Aave’s Stani Kulechov tried to reframe the flippening as bullish, predicting that large stablecoins and RWAs will flip ETH’s market cap and that this will be net positive for Ethereum. He declined to elaborate on how this is achievable.
Meanwhile, the builders kept building. Vitalik and several researchers published a genuinely interesting proposal for building index-tracking assets on top of options instead of debt, a way to create synthetic exposure to price indices without the liquidation cascades of debt-based designs. Vitalik noted that implementations are already happening, with a strong plea for formal verification before anything hits mainnet.
There were a number of news-worthy AI- crypto stories this week. Citadel published a report arguing that current AI model tokenomics are unrealistically expensive and a shift to cheaper models is inevitable, creating a bifurcation between frontier AI and everyday-usage AI. If correct, that has direct implications for every decentralized compute and inference token on the market. Relatedly, Milk Road ran a comparison of Venice ($VVV) at ~15x revenue versus closest comp OpenRouter, which just raised at 26x. And for a longer read, this candid year-in-review on agentic payments is worth your time if you believe (or want to believe) AI agents transacting autonomously is the next real use case.
AIxcrypto evangelist Algod spent the week trashing the quality of Bittensor subnets, and Bittensor founder const fired back by listing Algod’s own allegedly failed subnets: Kaito, Myshell, Efficient Frontier. Finally, Arthur Hayes unsurprisingly capitulated on WLD at all-time lows.
The rug-adjacent news was relentless. Humanity Protocol was exploited for more than $30 million, with the hacker dumping $H for ETH and the token down ~90%. The timing looked suspicious enough that “exploit” and “exit” were being used interchangeably within hours. On-chain sleuths also revived an old story: analysis suggesting Charles Hoskinson sold 1.5 billion ADA near the 2021 top, close to $3 billion at peak prices, if true.
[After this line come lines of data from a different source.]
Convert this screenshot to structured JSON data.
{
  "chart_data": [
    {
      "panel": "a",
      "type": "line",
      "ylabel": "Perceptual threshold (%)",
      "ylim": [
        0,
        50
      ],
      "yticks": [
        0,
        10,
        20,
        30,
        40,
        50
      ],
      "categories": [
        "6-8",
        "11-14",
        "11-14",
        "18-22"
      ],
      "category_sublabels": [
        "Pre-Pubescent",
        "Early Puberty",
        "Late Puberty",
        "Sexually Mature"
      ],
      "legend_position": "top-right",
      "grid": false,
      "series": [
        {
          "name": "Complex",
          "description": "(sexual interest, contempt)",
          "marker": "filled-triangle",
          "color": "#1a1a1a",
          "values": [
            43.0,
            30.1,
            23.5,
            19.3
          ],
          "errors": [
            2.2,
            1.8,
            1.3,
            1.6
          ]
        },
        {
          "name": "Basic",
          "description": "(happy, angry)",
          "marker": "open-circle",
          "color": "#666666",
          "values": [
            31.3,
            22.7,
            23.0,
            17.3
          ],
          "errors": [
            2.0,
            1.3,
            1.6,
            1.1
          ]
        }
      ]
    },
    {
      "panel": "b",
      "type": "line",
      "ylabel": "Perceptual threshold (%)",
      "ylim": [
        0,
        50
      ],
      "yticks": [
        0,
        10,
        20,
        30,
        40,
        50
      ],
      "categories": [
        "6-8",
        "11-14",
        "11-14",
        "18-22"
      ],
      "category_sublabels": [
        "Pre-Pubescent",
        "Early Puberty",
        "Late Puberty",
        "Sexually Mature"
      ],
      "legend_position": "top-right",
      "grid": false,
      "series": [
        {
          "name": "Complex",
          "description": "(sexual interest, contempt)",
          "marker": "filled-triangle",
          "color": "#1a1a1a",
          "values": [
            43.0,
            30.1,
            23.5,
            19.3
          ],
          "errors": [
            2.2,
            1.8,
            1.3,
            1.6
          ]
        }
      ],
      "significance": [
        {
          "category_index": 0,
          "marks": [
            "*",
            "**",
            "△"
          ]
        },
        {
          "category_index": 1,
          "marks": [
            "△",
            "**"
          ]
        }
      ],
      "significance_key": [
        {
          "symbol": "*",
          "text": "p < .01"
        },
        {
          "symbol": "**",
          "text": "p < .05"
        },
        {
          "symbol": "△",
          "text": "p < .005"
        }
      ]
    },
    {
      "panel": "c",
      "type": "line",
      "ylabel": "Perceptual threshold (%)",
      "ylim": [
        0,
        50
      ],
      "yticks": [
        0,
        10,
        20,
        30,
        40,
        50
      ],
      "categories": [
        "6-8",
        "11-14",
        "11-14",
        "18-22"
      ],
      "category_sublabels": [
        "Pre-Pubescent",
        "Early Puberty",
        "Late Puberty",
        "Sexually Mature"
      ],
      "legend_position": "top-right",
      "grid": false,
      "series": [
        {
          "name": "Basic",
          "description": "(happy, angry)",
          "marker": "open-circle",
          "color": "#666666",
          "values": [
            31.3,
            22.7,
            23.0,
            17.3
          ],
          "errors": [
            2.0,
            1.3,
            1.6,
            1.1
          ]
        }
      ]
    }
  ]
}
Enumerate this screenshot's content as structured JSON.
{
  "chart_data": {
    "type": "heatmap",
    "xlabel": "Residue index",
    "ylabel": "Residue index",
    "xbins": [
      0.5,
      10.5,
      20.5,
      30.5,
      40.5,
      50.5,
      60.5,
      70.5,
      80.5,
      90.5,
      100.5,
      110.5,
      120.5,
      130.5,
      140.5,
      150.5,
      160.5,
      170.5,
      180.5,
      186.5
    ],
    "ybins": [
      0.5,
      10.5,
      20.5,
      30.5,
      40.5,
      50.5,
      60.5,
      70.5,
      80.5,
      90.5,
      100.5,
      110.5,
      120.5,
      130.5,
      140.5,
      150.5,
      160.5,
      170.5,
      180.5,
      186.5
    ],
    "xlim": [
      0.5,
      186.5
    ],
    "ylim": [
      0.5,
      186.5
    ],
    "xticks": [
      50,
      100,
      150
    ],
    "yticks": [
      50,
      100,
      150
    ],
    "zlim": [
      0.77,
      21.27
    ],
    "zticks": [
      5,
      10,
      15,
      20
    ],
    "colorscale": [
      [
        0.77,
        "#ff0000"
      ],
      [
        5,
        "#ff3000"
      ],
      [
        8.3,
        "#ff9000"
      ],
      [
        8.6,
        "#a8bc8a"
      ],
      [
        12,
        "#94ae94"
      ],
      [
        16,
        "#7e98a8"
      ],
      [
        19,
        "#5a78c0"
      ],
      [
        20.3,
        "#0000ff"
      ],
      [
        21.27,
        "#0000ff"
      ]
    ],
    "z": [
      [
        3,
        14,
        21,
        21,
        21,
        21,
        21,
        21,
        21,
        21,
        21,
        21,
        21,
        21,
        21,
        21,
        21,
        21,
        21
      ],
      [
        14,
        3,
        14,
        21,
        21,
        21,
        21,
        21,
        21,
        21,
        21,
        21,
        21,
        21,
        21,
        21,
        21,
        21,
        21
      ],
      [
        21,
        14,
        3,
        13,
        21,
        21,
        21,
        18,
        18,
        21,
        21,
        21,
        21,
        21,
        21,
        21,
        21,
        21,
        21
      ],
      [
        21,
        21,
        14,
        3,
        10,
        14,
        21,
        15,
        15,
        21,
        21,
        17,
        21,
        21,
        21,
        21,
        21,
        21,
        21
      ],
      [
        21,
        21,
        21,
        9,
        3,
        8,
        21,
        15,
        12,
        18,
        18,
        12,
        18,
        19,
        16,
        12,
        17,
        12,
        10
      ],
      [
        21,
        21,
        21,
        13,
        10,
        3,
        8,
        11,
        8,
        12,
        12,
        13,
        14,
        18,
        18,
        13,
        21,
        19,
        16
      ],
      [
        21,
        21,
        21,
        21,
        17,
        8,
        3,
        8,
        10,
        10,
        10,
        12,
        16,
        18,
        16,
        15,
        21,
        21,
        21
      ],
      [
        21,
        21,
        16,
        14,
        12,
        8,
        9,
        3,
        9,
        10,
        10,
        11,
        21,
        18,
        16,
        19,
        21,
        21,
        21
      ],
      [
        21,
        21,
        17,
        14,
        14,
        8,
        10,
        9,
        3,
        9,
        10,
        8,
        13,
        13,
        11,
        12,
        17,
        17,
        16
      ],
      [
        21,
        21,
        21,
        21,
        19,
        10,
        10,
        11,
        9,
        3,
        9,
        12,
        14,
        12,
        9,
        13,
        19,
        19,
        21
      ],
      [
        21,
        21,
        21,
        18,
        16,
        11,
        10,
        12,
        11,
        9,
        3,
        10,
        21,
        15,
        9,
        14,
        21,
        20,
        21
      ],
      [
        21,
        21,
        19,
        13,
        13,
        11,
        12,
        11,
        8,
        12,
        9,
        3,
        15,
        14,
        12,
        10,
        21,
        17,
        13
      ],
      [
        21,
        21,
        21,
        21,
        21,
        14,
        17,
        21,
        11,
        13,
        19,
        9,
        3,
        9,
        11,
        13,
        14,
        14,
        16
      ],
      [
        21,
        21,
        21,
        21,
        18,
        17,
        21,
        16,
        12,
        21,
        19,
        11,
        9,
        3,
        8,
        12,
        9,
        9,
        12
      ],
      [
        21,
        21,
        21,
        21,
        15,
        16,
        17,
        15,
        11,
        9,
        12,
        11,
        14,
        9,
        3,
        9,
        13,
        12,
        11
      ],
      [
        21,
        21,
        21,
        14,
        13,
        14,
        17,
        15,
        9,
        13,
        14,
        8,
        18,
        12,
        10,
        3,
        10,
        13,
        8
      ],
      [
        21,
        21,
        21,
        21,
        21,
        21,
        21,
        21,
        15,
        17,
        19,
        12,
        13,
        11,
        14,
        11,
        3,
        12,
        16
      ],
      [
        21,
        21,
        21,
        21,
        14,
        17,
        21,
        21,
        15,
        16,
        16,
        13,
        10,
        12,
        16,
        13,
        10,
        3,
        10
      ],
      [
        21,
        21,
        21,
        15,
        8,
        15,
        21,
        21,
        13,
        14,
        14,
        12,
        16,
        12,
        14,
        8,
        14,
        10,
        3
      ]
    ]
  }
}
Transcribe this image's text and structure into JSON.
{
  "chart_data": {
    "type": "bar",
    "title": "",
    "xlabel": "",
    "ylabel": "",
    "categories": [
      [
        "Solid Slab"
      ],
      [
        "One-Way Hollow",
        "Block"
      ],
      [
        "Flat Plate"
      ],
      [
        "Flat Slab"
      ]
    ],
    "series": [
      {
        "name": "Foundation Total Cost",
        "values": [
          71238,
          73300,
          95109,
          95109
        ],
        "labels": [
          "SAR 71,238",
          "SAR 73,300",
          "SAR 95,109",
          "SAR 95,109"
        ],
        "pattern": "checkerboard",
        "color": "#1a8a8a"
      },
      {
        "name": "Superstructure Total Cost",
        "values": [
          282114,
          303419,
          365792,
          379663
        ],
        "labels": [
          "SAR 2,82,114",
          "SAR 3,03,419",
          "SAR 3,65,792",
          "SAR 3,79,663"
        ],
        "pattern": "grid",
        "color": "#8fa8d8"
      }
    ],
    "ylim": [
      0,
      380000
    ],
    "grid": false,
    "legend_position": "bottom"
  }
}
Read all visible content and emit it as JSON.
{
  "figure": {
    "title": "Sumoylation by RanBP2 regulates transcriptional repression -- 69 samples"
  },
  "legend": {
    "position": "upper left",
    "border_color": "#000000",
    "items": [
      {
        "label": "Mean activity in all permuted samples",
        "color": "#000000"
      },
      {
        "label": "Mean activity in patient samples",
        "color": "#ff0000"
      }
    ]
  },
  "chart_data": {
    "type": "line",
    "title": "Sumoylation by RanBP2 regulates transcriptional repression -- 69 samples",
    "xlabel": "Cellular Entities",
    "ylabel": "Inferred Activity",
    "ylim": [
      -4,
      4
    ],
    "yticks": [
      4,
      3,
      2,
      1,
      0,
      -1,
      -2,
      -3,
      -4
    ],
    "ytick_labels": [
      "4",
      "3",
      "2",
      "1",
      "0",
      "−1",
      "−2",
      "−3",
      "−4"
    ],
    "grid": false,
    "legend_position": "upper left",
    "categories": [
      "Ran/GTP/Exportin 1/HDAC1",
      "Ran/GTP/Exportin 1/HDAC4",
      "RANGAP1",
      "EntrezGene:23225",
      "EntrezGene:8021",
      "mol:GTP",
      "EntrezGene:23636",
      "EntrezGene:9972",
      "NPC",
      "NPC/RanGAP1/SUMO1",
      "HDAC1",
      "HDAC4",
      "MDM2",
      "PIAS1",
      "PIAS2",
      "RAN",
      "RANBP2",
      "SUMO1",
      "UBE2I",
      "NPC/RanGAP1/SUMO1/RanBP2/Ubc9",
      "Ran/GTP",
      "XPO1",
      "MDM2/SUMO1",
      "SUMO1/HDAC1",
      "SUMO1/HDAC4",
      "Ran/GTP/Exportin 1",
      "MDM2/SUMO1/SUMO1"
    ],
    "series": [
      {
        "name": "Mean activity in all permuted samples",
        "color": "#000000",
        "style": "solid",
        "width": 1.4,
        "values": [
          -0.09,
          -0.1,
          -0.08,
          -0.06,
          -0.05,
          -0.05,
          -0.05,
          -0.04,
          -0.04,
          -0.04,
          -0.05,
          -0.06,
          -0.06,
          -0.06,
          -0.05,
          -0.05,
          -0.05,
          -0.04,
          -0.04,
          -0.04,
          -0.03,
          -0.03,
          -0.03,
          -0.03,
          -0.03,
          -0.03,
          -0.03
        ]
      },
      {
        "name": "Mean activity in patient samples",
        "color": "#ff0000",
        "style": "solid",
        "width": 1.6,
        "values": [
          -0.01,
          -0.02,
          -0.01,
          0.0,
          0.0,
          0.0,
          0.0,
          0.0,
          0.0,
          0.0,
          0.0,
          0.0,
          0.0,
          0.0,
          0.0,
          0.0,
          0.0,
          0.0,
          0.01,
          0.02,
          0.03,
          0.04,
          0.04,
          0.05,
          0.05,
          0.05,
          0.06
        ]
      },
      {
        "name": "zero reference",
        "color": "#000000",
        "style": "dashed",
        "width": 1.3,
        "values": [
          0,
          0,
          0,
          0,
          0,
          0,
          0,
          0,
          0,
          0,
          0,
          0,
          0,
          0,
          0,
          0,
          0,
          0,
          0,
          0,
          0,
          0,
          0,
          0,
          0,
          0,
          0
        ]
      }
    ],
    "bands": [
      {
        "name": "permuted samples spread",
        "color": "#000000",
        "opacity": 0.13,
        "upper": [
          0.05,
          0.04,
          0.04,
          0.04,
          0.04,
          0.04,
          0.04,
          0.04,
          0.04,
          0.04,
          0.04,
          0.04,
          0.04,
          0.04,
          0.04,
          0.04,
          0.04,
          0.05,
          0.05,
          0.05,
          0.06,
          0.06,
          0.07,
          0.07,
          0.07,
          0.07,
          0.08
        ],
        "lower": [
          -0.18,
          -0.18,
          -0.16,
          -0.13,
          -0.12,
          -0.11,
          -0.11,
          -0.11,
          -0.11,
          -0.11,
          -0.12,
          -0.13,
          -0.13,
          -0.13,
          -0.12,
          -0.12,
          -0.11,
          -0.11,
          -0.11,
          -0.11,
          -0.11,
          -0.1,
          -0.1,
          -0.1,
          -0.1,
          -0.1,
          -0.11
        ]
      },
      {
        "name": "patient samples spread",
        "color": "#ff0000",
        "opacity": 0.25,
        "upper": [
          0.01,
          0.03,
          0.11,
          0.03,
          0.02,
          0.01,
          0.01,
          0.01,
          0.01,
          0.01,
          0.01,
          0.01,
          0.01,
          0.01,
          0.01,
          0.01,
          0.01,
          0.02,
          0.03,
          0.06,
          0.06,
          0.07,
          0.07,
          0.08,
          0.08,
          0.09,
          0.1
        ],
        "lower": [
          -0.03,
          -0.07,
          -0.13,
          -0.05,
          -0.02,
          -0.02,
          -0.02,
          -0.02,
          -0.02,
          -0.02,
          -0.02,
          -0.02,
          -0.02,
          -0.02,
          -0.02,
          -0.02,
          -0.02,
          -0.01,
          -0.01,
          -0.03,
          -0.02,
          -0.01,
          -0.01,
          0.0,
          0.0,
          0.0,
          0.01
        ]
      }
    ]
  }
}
Sam Bankman-Fried, from his federal prison cell, says he “absolutely” wants a presidential pardon from Trump. Kyle Samani was on the receiving end of an absolutely vicious roast that ricocheted around the timeline. And in the week’s strangest plot twist, on attention-starved CT (Crypto Twitter) Hunter Biden became crypto Twitter’s main character, thanking Beeple, putting his art on-chain, accepting Bitcoin as payment, and crediting Andreas Antonopoulos’s The Internet of Money for the orange pill.
A Biden capturing CT’s rapturous attention can only mean crypto is in the deep doldrums. It’ll be ok, though. Bitwise’s Hunter Horsley provided the best hopium of the week. 2026 will be remembered as a “changing of the guard”, pointing out that when Bitwise launched in 2017, the leading custodians were Xapo and Kingdom Trust, and the dominant exchanges were names like Poloniex, Bittrex, and BitMEX. Almost none of them lead today.